When we check smartphone, which happens several dozen to several hundred times a day, we rarely pay attention to what we feel, because we perform this check mechanically. Still, focusing on the emotions one feels when checking one’s phone can help bring awareness to what’s behind it: is it a need to deceive boredom? a fear of loneliness? just a reflex? Does checking email or social media notifications make us feel better or worse? These are some questions that allow us to learn about the link we have with technology.

Plan your time and establish rules to avoid dependency

Without realizing it, we can spend several minutes to several hours a day staring at our smartphone. So much time that makes us miss important family moments, that makes us eat too quickly, or lose efficiency. Researchers advise toset up a schedule for using the phone (by only allowing yourself to watch it once an hour, for example),use controller applications (Oneward, AppDetox, Checky…) who coach us, or to adhere to certain rules, for example that of do not use our smartphone at the tableor leave him out of the bedroom.

Charge your phone in another room

Whether you are at work, with family or about to go to bed, when the smartphone indicates “low battery”, it’s easy and tempting to plug your phone into a nearby electrical outlet, to keep it close.

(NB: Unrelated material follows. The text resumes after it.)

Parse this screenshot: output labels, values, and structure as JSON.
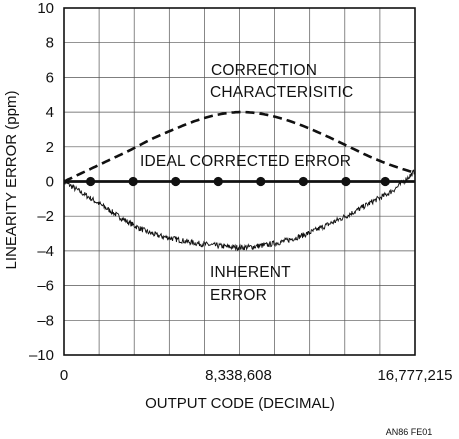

A good way to self-regulate and become aware of potential addiction is to force yourself to charge your phone in another roomor at least within a few meters range.

This simple advice is all the more important at bedtime, because the blue light emitted by screens interferes with the secretion of melatonin, the sleep hormone. Leave the smartphone out of the bedroom is therefore a good way to reclaim this place, to preserve it from negative waves, literally and figuratively, and to get rid of this state of over-stimulation of the mind enemy of restful sleep.

Some other tips to reduce the use of your laptop:

  • Limit notifications in your settings: applications compete with solicitations to lure us into their nets. By choosing the banner style and the regularity of the notifications, you limit the temptation.
  • Delete your social media apps and consult directly Facebook, Instagram, LinkedIn, Twitter etc. from your smartphone browser
  • Treat yourself to breaks without screens: when no imperative constrains you, go shopping or for a walk with your hands in your pockets.
  • At the restaurant, in the evening, when you share a moment with your family or colleagues, keep your phone in a jacket pocket or bagnot on the table.
  • Bet on your laptop’s “sleep mode”: before going to sleep, switch to airplane mode and even better, move it away so as not to be tempted to consult it at night.
  • To avoid throwing yourself on your laptop as soon as you wake up, invest in a real alarm clock. And while we’re at it, remember to check your watch, rather than the home screen of your laptop.
  • In the morning, resist the urge to immediately grab your laptop. Take the time to wake up and get ready before consulting him. The most seasoned can wait until they leave their homes, or even arrive at work to deactivate airplane mode.
  • Another tip: diversify the sources of well-being such as sports, outings with family and friends and the practice of activities such as yoga, relaxation and meditation.

In video: Limiting screen consumption is possible!